Non accennano a placarsi i toni dello scontro mediatico, politico e giudiziario (causa le querele annunciate) innescato dalle parole pronunciate da Matteo Renzi durante la trasmissione Otto e Mezzo del 12 aprile scorso. Il leader in pectore del Pd, annunciando un’offensiva giudiziaria a suon di querele per il caso Consip, aveva definito “Falso Quotidiano” il giornale diretto da Marco Travaglio, a sua volta etichettato come uno che scappa dai processi. La risposta dell’allievo di Indro Montanelli non era tardata ad arrivare. Controquerela in arrivo e nomignolo di “bulletto” affibbiato al rottamatore di Rignano.

Oggi il Fatto, accusato appunto da Renzi di propagandare notizie false, reagisce pubblicando un elenco di tutte le post-verità, o Fake News come si usa dire, pronunciate negli ultimi anni dal capo Pd.

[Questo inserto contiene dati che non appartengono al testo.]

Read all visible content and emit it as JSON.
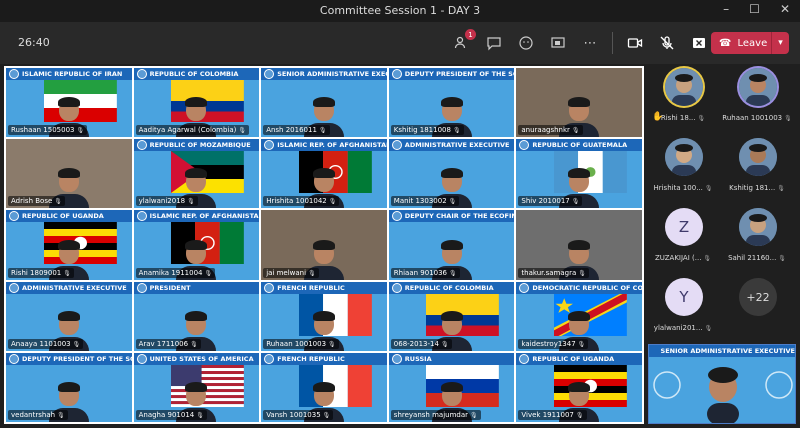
{
  "window": {
    "title": "Committee Session 1 - DAY 3"
  },
  "toolbar": {
    "timer": "26:40",
    "participants_badge": "1",
    "leave_label": "Leave"
  },
  "icons": [
    "people-icon",
    "chat-icon",
    "react-icon",
    "share-icon",
    "more-icon",
    "camera-icon",
    "mic-off-icon",
    "share-tray-icon"
  ],
  "colors": {
    "leave": "#c4314b",
    "banner": "#1d67b8",
    "tile_bg": "#4aa3df"
  },
  "tiles": [
    {
      "banner": "ISLAMIC REPUBLIC OF IRAN",
      "name": "Rushaan 1505003",
      "flag": "iran"
    },
    {
      "banner": "REPUBLIC OF COLOMBIA",
      "name": "Aaditya Agarwal (Colombia)",
      "flag": "colombia"
    },
    {
      "banner": "SENIOR ADMINISTRATIVE EXECUTIVE",
      "name": "Ansh 2016011",
      "flag": ""
    },
    {
      "banner": "DEPUTY PRESIDENT OF THE SC",
      "name": "Kshitig 1811008",
      "flag": ""
    },
    {
      "banner": "",
      "name": "anuraagshnkr",
      "flag": "room"
    },
    {
      "banner": "",
      "name": "Adrish Bose",
      "flag": "room"
    },
    {
      "banner": "REPUBLIC OF MOZAMBIQUE",
      "name": "ylalwani2018",
      "flag": "mozambique"
    },
    {
      "banner": "ISLAMIC REP. OF AFGHANISTAN",
      "name": "Hrishita 1001042",
      "flag": "afghanistan"
    },
    {
      "banner": "ADMINISTRATIVE EXECUTIVE",
      "name": "Manit 1303002",
      "flag": ""
    },
    {
      "banner": "REPUBLIC OF GUATEMALA",
      "name": "Shiv 2010017",
      "flag": "guatemala"
    },
    {
      "banner": "REPUBLIC OF UGANDA",
      "name": "Rishi 1809001",
      "flag": "uganda"
    },
    {
      "banner": "ISLAMIC REP. OF AFGHANISTAN",
      "name": "Anamika 1911004",
      "flag": "afghanistan"
    },
    {
      "banner": "",
      "name": "jai melwani",
      "flag": "room"
    },
    {
      "banner": "DEPUTY CHAIR OF THE ECOFIN",
      "name": "Rhiaan 901036",
      "flag": ""
    },
    {
      "banner": "",
      "name": "thakur.samagra",
      "flag": "room"
    },
    {
      "banner": "ADMINISTRATIVE EXECUTIVE",
      "name": "Anaaya 1101003",
      "flag": ""
    },
    {
      "banner": "PRESIDENT",
      "name": "Arav 1711006",
      "flag": ""
    },
    {
      "banner": "FRENCH REPUBLIC",
      "name": "Ruhaan 1001003",
      "flag": "france"
    },
    {
      "banner": "REPUBLIC OF COLOMBIA",
      "name": "068-2013-14",
      "flag": "colombia"
    },
    {
      "banner": "DEMOCRATIC REPUBLIC OF CONGO",
      "name": "kaidestroy1347",
      "flag": "drc"
    },
    {
      "banner": "DEPUTY PRESIDENT OF THE SC",
      "name": "vedantrshah",
      "flag": ""
    },
    {
      "banner": "UNITED STATES OF AMERICA",
      "name": "Anagha 901014",
      "flag": "usa"
    },
    {
      "banner": "FRENCH REPUBLIC",
      "name": "Vansh 1001035",
      "flag": "france"
    },
    {
      "banner": "RUSSIA",
      "name": "shreyansh majumdar",
      "flag": "russia"
    },
    {
      "banner": "REPUBLIC OF UGANDA",
      "name": "Vivek 1911007",
      "flag": "uganda"
    }
  ],
  "side_participants": [
    {
      "name": "Rishi 18...",
      "type": "photo",
      "ring": "y",
      "hand": "✋"
    },
    {
      "name": "Ruhaan 1001003",
      "type": "photo",
      "ring": "p",
      "hand": ""
    },
    {
      "name": "Hrishita 100...",
      "type": "photo",
      "ring": "",
      "hand": ""
    },
    {
      "name": "Kshitig 181...",
      "type": "photo",
      "ring": "",
      "hand": ""
    },
    {
      "name": "ZUZAKIJAI (...",
      "type": "letter",
      "letter": "Z",
      "ring": "",
      "hand": ""
    },
    {
      "name": "Sahil 21160...",
      "type": "photo",
      "ring": "",
      "hand": ""
    },
    {
      "name": "ylalwani201...",
      "type": "letter",
      "letter": "Y",
      "ring": "",
      "hand": ""
    },
    {
      "name": "",
      "type": "more",
      "letter": "+22",
      "ring": "",
      "hand": ""
    }
  ],
  "self_view": {
    "banner": "SENIOR ADMINISTRATIVE EXECUTIVE"
  }
}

Si va dalla mancata promessa di abbandonare la politica in caso di sconfitta nel referendum costituzionale del 4 dicembre 2016, al lancio dell’hashtag #enricostaisereno subito prima della cacciata di Enrico Letta da Palazzo Chigi nel 2014. Ma anche il Jobs Act e i casi Mps e Banca Etruria.

Tutte le ‘balle’ di Renzi secondo il Fatto

In questi giorni non si fa che parlare di Moab, la ‘Madre di tutte le bombe’ che l’America di Trump ha sganciato sui covi dell’Isis tra le montagne dell’Afghanistan. Secondo il Fatto Quotidiano, invece, la ‘Madre di tutte le balle’ pronunciate da Matteo Renzi resta, senza ombra di dubbio, la frase “se perdo il referendum lascio la politica”, pronunciata a più riprese tra la fine del 2015 e l’ottobre 2016.

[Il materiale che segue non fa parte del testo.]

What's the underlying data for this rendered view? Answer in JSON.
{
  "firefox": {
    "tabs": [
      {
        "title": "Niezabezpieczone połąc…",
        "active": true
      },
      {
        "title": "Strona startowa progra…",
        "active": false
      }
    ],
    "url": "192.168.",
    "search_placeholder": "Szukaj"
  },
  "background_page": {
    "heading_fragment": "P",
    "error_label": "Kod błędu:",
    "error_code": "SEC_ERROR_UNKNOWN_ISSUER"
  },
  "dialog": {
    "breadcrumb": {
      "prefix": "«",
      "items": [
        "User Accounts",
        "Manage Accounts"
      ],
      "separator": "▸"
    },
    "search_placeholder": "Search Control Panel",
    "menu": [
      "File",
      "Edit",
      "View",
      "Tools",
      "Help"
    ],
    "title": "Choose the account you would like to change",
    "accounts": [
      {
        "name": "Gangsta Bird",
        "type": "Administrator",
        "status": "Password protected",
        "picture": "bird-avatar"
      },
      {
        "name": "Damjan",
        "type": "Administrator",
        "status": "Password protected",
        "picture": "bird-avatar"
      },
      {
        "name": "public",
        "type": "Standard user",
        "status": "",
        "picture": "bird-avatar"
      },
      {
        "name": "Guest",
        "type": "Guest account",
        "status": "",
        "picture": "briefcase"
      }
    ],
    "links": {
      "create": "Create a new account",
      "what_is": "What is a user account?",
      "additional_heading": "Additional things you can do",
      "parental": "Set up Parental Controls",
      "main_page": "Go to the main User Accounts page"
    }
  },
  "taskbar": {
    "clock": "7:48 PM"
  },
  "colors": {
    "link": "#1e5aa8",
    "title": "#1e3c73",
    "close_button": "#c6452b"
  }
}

Come noto, nonostante il referendum stra-perso, Renzi abbandonò solo il governo, non certo la vita politica, e ora è pronto a riprendersi Palazzo Chigi ad ogni costo.

Altra fake news colossale fu quella pronunciata il 16 gennaio 2014. “Diamo un hashtag: #enricostaisereno. Vai avanti, fai le cose che devi fare, io mi fido di Letta”.

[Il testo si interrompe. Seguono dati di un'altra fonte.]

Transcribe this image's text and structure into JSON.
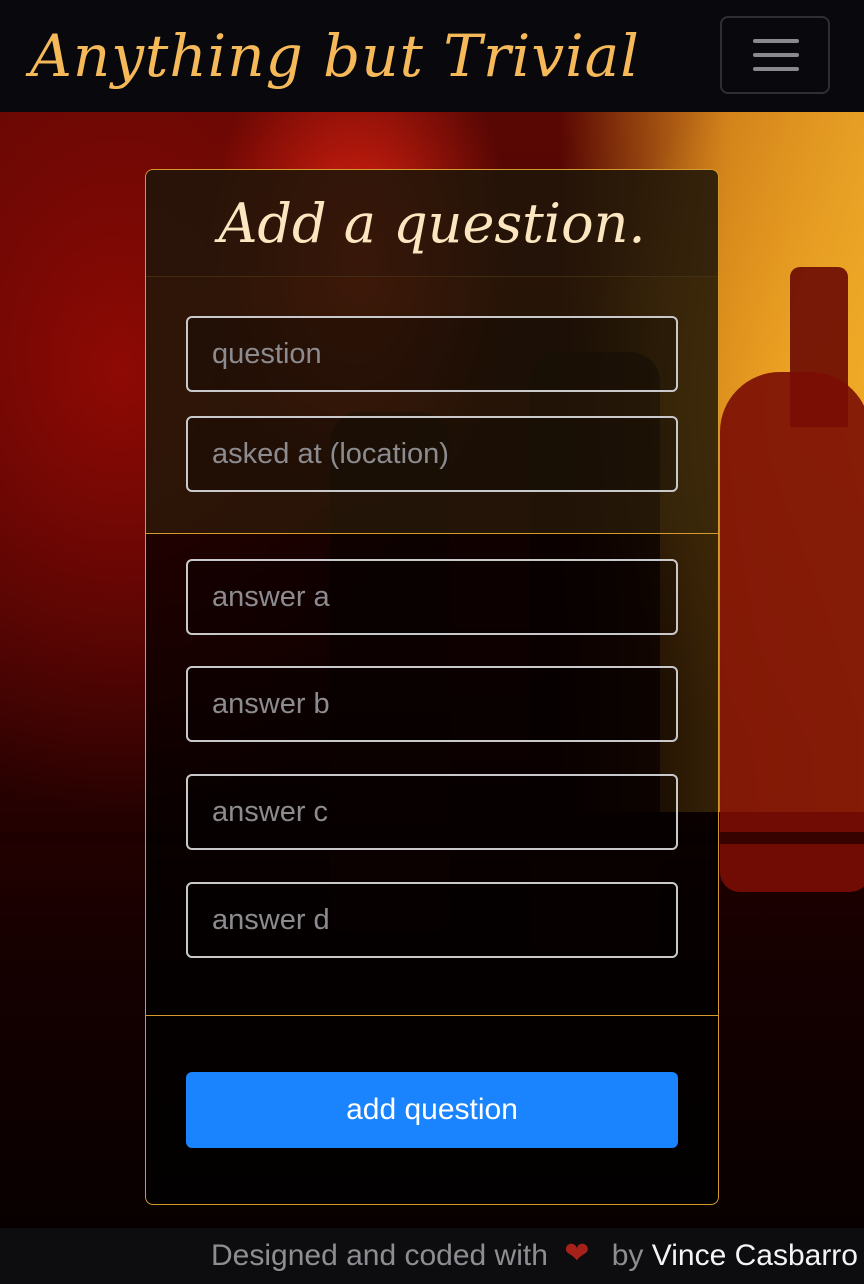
{
  "navbar": {
    "brand": "Anything but Trivial",
    "toggle_icon": "hamburger-menu-icon"
  },
  "form": {
    "title": "Add a question.",
    "question_placeholder": "question",
    "location_placeholder": "asked at (location)",
    "answer_a_placeholder": "answer a",
    "answer_b_placeholder": "answer b",
    "answer_c_placeholder": "answer c",
    "answer_d_placeholder": "answer d",
    "submit_label": "add question"
  },
  "footer": {
    "text_before": "Designed and coded with",
    "heart": "❤",
    "text_by": "by",
    "author": "Vince Casbarro"
  },
  "colors": {
    "brand": "#f5b95a",
    "card_border": "#d49a2c",
    "button": "#1a84ff",
    "heart": "#a6211a"
  }
}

Naturalmente, meno di un mese dopo, Renzi ricevette la campanella, simbolo della presidenza del Consiglio, proprio dalle mani del non tanto sereno Letta. Altra frase celebre è “sogno un paese in cui conta cosa conosci e non chi conosci”. Proposito da ‘libro Cuore’ che si scontra con l’infornata di fedelissimi toscani e del Giglio Magico insediati sulle poltrone di governo e delle principali società controllate dallo Stato.

Negli annali resteranno gli attacchi ‘giustizialisti’ per chiedere le dimissioni di indagati come Filippo Penati, Josefa Idem, Nunzia De Girolamo, o quelle dei pregiudicati Silvio Berlusconi e Beppe Grillo. Salvo poi, una volta arrivato al potere, pronunciare senza vergogna la frase “non chiederò mai le dimissioni per un avviso di garanzia”. E, infatti, Luca Lotti, indagato nel caso Consip, è ancora al suo posto. Da segnarsi su un taccuino anche il giudizio, quantomeno improvvido, sulla legge elettorale Italicum che, invece di essere “copiata da mezza Europa”, è stata bocciata dalla Corte Costituzionale. Stesso destino toccato alla riforma della PA targata Marianna Madia che, invece di una “rivoluzione copernicana”, si è rivelata un flop incostituzionale.

Per non parlare, poi, delle lodi sperticate alla lettera-ricatto inviata dalla Bce al governo Berlusconi nel 2011, trasformatesi, pochi anni dopo, in una critica feroce contro le “letterine ridicole per chiedere assurde correzioni sul deficit”. Indimenticabile anche il giudizio dato sui conti Mps nel 2016: “Oggi la banca è risanata e investire è un affare”. Anche se la lista delle presunte balle renziane è ancora lunga, chiudiamo con l’articolo 18 che, nel 2012, non rappresentava un blocco per gli investimenti, mentre nel 2014, una volta eliminato dal suo governo con il Jobs Act, viene definito un “ostacolo” che “ora non lo è più”.